A finding aid is a tool that helps researchers browse a collection of archival materials. Finding aids help put records in context and allow a researcher to determine whether or not the collection will be useful to their research before making an appointment. Finding aids also help special collections staff to have intellectual control over materials. Intellectual control means that there is a roadmap for people to follow that describes what records are in which boxes, folders, and file directories. Without a finding aid, it is impossible to make sense of an archival collection.
All finding aids are created by archivists. At NYU Libraries, we follow standards created by the Society of American Archivists to arrange and describe archival materials and ultimately create a finding aid. For more information, please take a look at the Archival Collections Management LibGuide.
The Descriptive Summary provides the broadest overview of the collection. You can find the title and call number of the collection and a brief note about who created the materials in the collection. There's information about the archivist who processed the collection, when they processed it, and how the finding aid was created. You can also find information about the date range of the records, a brief abstract about the collection, how large the collection is (measured in linear feet and the number of boxes), and the language(s) included in the materials.

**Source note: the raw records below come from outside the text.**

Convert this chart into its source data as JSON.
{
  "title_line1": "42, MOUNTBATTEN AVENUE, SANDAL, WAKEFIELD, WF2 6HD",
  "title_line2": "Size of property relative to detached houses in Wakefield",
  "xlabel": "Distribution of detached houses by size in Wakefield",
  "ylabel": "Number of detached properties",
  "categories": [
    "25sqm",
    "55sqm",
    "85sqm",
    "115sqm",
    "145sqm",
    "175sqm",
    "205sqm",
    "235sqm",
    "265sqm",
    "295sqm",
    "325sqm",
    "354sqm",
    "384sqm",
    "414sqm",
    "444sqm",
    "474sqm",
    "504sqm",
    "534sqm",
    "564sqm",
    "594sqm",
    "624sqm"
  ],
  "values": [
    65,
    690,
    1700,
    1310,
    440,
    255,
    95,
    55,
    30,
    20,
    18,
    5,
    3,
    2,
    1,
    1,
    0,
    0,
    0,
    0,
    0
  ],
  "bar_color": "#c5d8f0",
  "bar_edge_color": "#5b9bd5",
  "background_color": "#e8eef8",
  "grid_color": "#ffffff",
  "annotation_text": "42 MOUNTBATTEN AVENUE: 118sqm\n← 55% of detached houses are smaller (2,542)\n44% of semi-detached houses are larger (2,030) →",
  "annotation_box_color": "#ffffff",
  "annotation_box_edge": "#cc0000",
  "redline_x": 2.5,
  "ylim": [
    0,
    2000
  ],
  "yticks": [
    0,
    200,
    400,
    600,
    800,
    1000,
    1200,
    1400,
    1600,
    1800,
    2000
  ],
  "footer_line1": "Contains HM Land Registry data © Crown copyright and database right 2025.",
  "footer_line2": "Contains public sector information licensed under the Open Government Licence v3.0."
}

The Historical/Biographical Note puts the collection in context. It helps answer questions like
Sometimes, this page will include sources the archivist consulted to write this section, and you can consult them for your own research.
The Scope and Contents Note/Arrangement tab explains how the archivist organized and arranged the collection. It also tells you more about the types of materials you can find within each series. This can be helpful if you know you’re looking for a certain type of material instead of or in addition to particular content.
The Access Points tab lists some specific search terms the archivist thought represented the main themes of the collection. These are based on the Library of Congress Subject Headings, and you can use them as keywords in searches on both the archival search portal and the library catalog to find related materials.
The Administrative Information tab contains information about access restrictions, citation information, and use in publication. This tab also can include information about previous owners or caretakers for the collection in the Provenance section, other related collections in our repository, and material that may have been separated from the collection previously.
The Container List and the accompanying series will give you a list of the boxes and folders contained in this collection. Keep in mind that this is not a digitized version of the folder. Rather, it gives you a brief description of the contents of boxes and/or folders and the date the material was created to help you determine whether or not this is useful for your research. If you think it is, make sure to note down the boxes and folders so you can remember what you need to request later on.
Some collections do not have folder lists and only have an overview of each box. These collections may take University Archives Staff a little longer to review, so take that into consideration when you are getting ready to make an appointment.